[Numpy-discussion] who owns the data?
Wed Nov 30 15:21:00 CST 2011
On Wed, Nov 30, 2011 at 4:00 PM, Robert Kern <email@example.com> wrote:
> On Wed, Nov 30, 2011 at 20:30, <firstname.lastname@example.org> wrote:
>> just a basic question (since I haven't looked at this in some time)
>> I'm creating a structured array in a function. However, I want to
>> return the array with just a simple dtype
>> uni = uni.view(dt).reshape(-1, ncols)
>> return uni
>> the returned uni has owndata=False. Who owns the data, since the
>> underlying, original array went out of scope?
> Every time you make a view through .view(), slicing, .T, certain
> restricted .reshape() calls , etc. a reference to the original object
> is stored on the view. Consequently, the original object does not get
> garbage collected until all of the views go away too. Making view of a
> view just adds another link in the chain. In your example, the
> original object that was assigned to `uni` before that last assignment
> statement was executed maintains ownership of the memory. The new
> ndarray object that gets assigned to `uni` for the return statement
> refers to the temporary ndarray returned by .view() which in turn
> refers to the original `uni` array which owns the actual memory.
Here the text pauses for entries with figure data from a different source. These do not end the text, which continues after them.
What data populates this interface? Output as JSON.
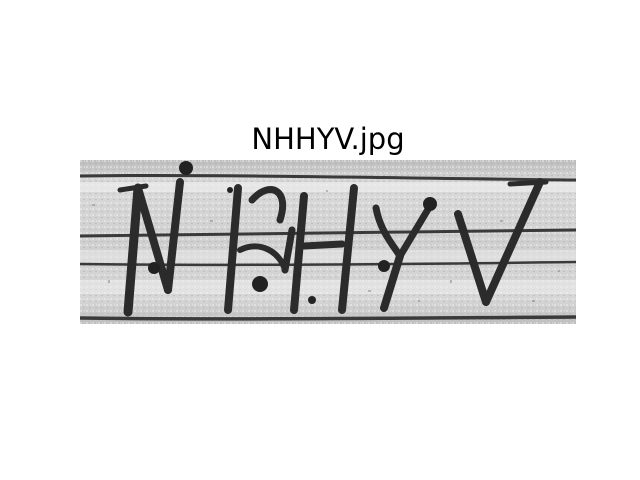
{
  "figure": {
    "title": "NHHYV.jpg"
  },
  "captcha_image": {
    "depicted_text": "NHHYV",
    "background_color": "#cfcfcf",
    "ink_color": "#2b2b2b",
    "line_color": "#3a3a3a"
  }
}
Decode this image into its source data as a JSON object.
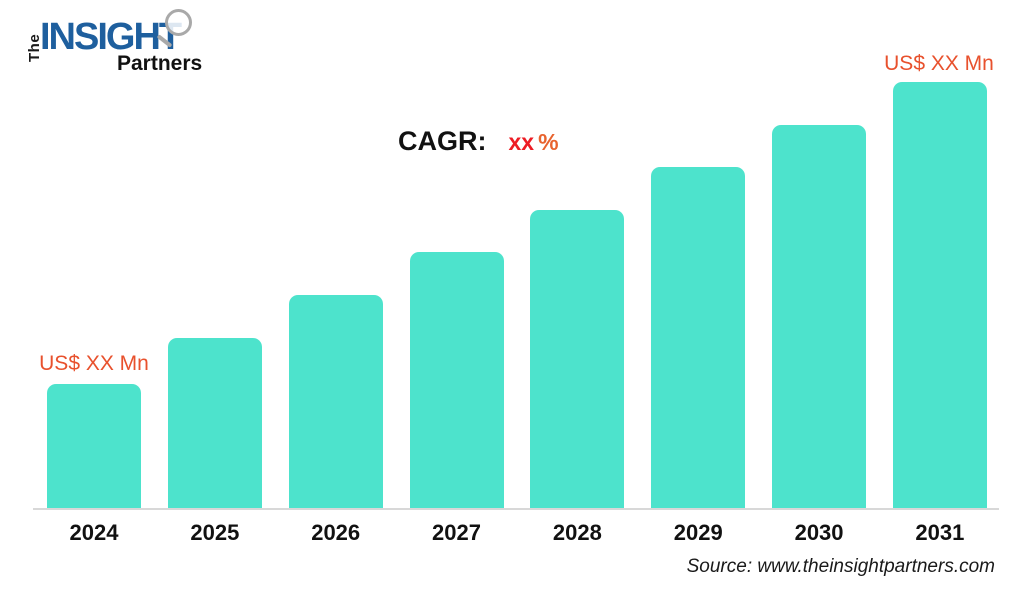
{
  "logo": {
    "the": "The",
    "insight": "INSIGHT",
    "partners": "Partners"
  },
  "cagr": {
    "label": "CAGR:",
    "value": "xx",
    "percent_sign": "%"
  },
  "chart_data": {
    "type": "bar",
    "title": "",
    "xlabel": "",
    "ylabel": "",
    "categories": [
      "2024",
      "2025",
      "2026",
      "2027",
      "2028",
      "2029",
      "2030",
      "2031"
    ],
    "relative_heights_pct": [
      29,
      40,
      50,
      60,
      70,
      80,
      90,
      100
    ],
    "first_bar_label": "US$ XX Mn",
    "last_bar_label": "US$ XX Mn",
    "bar_color": "#4DE3CC",
    "grid": false,
    "legend": false,
    "axis_line_color": "#D8D8D8"
  },
  "source": "Source: www.theinsightpartners.com",
  "colors": {
    "bar": "#4DE3CC",
    "value_label": "#E8512D",
    "cagr_value": "#ED1C24",
    "cagr_percent": "#E8632E",
    "logo_blue": "#1E5F9E",
    "logo_gray": "#A9A9A9",
    "axis_line": "#D8D8D8",
    "text": "#111111"
  }
}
Thanks for the explanation.
There where cases on the mailing list where views created problem, so
I just thought of trying to own the data, but I don't think it's
>> uni.dtype = dt
>> uni.reshape(-1, ncols)
>> return uni
>> this works and uni owns the data.
> uni.reshape() doesn't reshape `uni` inplace, though. It is possible
> that your `uni` array wasn't contiguous to begin with. In all of the
> cases that your first example would have owndata=False, this one
> should too.
this bug happened to me a few times now. I found it but only checked
the flags before fixing it.
Since reshape again creates a view, the next step is to assign to shape
uni.shape = (uni.size//ncols, ncols)
but that starts to look like too much inplace modifications just to avoid a view
>> I'm only worried whether assigning
>> to dtype directly is not a dangerous thing to do.
> It's no worse than .view(dt). The same kind of checking goes on in both places.
> Robert Kern
> "I have come to believe that the whole world is an enigma, a harmless
> enigma that is made terrible by our own mad attempt to interpret it as
> though it had an underlying truth."